Loin des blockbusters envahisants, Jean Becker construit également un cinéma basé sur l'étude du genre humain, quel que soit le caractère. Mais c'est celui de la méchanceté qui ressort tout particulièrement. Voilà en effet un thème que l'on retrouve dans bon nombre de ses oeuvres parmi les plus récentes.
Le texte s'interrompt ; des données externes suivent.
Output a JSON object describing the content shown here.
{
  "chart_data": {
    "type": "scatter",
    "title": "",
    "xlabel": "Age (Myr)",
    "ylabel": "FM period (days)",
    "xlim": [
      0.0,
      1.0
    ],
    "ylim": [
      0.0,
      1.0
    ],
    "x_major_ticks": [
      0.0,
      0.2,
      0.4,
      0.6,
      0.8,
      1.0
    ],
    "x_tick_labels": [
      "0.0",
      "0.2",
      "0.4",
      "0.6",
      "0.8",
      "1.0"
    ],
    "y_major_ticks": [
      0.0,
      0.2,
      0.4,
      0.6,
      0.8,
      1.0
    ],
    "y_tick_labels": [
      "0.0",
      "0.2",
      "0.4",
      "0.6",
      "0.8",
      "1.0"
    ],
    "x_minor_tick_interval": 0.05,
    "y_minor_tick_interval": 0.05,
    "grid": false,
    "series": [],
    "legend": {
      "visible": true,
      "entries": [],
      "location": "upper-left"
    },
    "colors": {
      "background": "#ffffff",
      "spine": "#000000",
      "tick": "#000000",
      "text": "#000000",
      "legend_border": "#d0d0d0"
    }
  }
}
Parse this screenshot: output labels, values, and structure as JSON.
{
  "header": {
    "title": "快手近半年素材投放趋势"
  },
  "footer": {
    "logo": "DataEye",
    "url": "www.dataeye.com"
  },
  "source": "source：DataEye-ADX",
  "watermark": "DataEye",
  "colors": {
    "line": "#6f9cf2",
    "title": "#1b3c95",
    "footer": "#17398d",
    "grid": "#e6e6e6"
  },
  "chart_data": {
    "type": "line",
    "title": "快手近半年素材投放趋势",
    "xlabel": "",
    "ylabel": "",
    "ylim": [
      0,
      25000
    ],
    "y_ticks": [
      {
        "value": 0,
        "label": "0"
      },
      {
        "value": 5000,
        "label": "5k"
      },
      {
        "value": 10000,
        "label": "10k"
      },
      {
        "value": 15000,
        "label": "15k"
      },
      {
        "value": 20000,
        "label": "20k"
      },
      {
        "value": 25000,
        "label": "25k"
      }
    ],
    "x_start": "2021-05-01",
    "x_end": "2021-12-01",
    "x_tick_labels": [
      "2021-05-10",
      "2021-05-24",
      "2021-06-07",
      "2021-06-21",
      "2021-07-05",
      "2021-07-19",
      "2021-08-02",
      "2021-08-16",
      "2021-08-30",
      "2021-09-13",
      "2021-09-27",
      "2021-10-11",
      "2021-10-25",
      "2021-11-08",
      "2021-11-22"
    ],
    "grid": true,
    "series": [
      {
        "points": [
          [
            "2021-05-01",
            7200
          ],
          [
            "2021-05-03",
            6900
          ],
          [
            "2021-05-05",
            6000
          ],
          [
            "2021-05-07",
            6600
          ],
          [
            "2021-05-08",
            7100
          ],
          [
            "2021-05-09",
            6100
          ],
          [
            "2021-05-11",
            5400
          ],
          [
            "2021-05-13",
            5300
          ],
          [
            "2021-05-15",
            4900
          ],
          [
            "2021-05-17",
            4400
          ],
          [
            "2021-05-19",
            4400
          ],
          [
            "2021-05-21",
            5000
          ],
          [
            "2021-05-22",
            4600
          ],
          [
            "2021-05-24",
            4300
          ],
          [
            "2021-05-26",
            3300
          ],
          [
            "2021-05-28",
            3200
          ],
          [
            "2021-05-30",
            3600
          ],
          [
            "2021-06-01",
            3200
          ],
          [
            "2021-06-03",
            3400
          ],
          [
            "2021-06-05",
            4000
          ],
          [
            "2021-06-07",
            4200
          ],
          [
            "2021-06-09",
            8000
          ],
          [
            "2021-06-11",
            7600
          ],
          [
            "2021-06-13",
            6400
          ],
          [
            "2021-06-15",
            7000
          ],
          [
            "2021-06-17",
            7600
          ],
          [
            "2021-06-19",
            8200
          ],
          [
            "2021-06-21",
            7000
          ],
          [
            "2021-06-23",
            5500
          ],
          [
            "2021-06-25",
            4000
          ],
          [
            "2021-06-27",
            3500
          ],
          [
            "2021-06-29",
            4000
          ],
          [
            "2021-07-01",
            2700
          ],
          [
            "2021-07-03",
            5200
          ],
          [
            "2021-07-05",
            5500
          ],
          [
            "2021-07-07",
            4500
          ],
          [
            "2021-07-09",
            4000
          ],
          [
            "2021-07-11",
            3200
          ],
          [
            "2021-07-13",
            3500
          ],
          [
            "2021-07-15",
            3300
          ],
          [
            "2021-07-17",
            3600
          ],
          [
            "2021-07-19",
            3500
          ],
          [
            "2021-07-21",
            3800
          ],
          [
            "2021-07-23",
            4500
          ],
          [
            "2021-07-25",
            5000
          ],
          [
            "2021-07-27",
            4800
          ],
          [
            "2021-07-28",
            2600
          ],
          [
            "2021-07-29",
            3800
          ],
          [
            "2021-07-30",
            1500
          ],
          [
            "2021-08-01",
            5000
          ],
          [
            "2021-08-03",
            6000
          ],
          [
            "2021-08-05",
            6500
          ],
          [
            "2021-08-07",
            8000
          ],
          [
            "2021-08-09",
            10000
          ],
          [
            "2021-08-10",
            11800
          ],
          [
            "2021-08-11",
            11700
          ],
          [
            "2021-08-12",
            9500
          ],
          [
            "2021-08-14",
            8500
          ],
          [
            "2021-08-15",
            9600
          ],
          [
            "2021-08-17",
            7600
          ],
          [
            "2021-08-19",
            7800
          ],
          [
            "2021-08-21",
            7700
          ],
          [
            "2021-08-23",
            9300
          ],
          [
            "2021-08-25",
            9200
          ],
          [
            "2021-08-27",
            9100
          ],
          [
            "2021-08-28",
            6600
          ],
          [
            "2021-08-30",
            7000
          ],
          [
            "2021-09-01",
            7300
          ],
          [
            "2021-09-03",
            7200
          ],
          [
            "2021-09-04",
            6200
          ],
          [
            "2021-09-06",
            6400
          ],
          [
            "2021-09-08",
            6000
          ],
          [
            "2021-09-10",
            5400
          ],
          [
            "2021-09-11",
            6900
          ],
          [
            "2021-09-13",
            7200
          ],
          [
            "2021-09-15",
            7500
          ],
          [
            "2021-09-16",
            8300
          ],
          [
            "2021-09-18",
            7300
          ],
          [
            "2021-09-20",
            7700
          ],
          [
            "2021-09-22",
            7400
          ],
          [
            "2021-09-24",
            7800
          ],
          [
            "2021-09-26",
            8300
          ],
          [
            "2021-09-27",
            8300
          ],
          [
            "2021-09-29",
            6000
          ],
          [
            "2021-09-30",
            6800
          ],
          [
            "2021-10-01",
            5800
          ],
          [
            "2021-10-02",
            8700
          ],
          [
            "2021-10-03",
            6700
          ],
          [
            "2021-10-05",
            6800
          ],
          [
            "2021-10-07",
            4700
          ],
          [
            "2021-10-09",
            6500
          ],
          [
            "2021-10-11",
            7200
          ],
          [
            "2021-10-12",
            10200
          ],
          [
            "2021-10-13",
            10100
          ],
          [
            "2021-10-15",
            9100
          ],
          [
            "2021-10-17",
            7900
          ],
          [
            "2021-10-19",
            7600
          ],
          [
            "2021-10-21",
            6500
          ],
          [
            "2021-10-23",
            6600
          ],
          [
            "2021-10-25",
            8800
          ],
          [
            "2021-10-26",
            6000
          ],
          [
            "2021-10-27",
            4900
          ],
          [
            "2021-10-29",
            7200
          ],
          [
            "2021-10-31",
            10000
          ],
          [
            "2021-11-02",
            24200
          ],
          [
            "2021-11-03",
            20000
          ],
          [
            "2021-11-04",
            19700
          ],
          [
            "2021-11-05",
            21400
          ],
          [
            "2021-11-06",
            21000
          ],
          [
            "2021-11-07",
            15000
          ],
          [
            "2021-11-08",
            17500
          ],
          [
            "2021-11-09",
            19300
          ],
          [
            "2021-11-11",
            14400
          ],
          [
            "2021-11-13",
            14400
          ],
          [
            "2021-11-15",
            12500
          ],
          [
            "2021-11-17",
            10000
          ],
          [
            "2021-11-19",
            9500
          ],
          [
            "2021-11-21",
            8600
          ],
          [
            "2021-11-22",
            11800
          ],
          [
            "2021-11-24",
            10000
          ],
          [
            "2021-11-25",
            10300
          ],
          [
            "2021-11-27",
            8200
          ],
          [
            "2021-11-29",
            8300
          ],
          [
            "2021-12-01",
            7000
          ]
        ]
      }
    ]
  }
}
Effroyables jardins oppose notamment quelques français moyens face à l'atrocité d'occupants allemands (l'histoire se déroule lors de la Seconde Guerre) mais aussi de la leur. Suite à un attentat, quatre hommes, pris au hasard, sont placés au fond d'un trou boueux jusqu'à ce que le soi-disant coupable se dénonce. Mais personne n'ose prendre cette décision alors la plupart n'attendent que ça de leur camarade... L'extrême bassesse dans toute son horreur. La monstruosité atteint même son summum lorsqu'un innocent paye à la place des véritables « terroristes ». Cependant, les différents héros mis en scène par Jean Becker possèdent bien souvent une ou plusieurs circonstances atténuantes. Jojo Braconnier, du film
Un crime au Paradis, subit quotidiennement, et ce, depuis des lustres sa femme alcoolique, mauvaise... En résumé, littéralement invivable. Un meurtre peut sembler extrême, mais d'une certaine façon, on le comprend et son geste devient du coup presque acceptable. Ce que démontre le scénario puisqu'il sera acquitté. On peut aussi citer Antoine Méliot (
Deux jours à tuer), bouleversant son comportement du jour au lendemain en raison d'une maladie à l'issue fatale. Un craquage psychologique en somme évident.
Dans
La tête en friche, la bêtise humaine n'est réduite qu'à de très rares moqueries et c'est finalement la rencontre de deux êtres diamétralement opposés qui prime.